Healthy Budget Surplus for California Translates Into Modest Spending


As the economy of California continues to expand at a very comfortable pace, Governor Jerry Brown plans to keep spending at conservative levels in an effort to grow the state’s coffers in case of emergency. According to a news release published by NBC 4 of Los Angeles, Governor Brown intends to stick to his formula of moderate state budgeting for his final year in office.

The Office of the Governor released budget statements during the early days of 2018, and the final address by the Governor took place January 10. Governor Brown’s budget for 2018 includes $132 million in spending, with a projection of $300 million in 2019; this plan would effectively leave California with a $6 billion budget surplus, perhaps even more as revenue from legal cannabis sales starts being collected. With regard to this point, the Governor added that the previous revenue projection of $i billion was revised downward to $643 million since this is a new retail activity that will require the establishment of new revenue reporting and collection practices, and thus trial-and-error situations are to be expected. The California Rainy Day Fund that is set aside for financial emergencies will likely be expanded in 2018 thanks to additional revenue from recreational cannabis sales.

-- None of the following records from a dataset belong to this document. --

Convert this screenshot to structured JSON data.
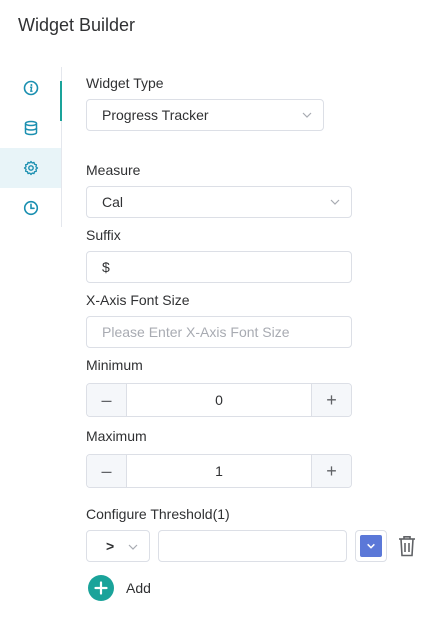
{
  "header": {
    "title": "Widget Builder"
  },
  "nav": {
    "items": [
      {
        "icon": "info-icon"
      },
      {
        "icon": "database-icon"
      },
      {
        "icon": "gear-icon",
        "active": true
      },
      {
        "icon": "clock-icon"
      }
    ]
  },
  "form": {
    "widget_type": {
      "label": "Widget Type",
      "value": "Progress Tracker"
    },
    "measure": {
      "label": "Measure",
      "value": "Cal"
    },
    "suffix": {
      "label": "Suffix",
      "value": "$"
    },
    "x_axis_font_size": {
      "label": "X-Axis Font Size",
      "placeholder": "Please Enter X-Axis Font Size"
    },
    "minimum": {
      "label": "Minimum",
      "value": "0",
      "decrement": "–",
      "increment": "+"
    },
    "maximum": {
      "label": "Maximum",
      "value": "1",
      "decrement": "–",
      "increment": "+"
    },
    "threshold": {
      "label": "Configure Threshold(1)",
      "operator": ">",
      "value": "",
      "color": "#5b78d8"
    },
    "add_label": "Add"
  },
  "colors": {
    "accent": "#1aa39a",
    "icon": "#1a8fb0",
    "add_button": "#1aa39a"
  }
}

Revenue collection was another important point addressed by Governor Brown. The tax reform package approved by Republican Members of Congress and by President Donald Trump will force California to modify the way income taxes are collected. Working sessions to implement the necessary changes started in the second week of the year and will continue throughout January.

Although the Governor’s budget does not reflect austerity, some lawmakers believe that new spending should be approved for items such as health care benefits for the thousands of immigrants who are relocating to the Golden State after new legislation that came into effect on January 1 has transformed California into a sanctuary jurisdiction. Assemblyman Phil Ting, a Democratic senior member of the committee in charge of budgetary affairs, would like to see discussion on a plan to allocate $4 billion towards a health care plan for immigrants; the idea is to prevent a public health crisis in the future.

California Republicans have taken the unusual step of agreeing with Governor’s Brown restrained spending; however, they also mentioned that the sizable surplus is indicative of a taxation policy that is squeezing residents of the Golden State. Governor Brown will have discretion to increase spending this year, but analysts do not believe that will be the case.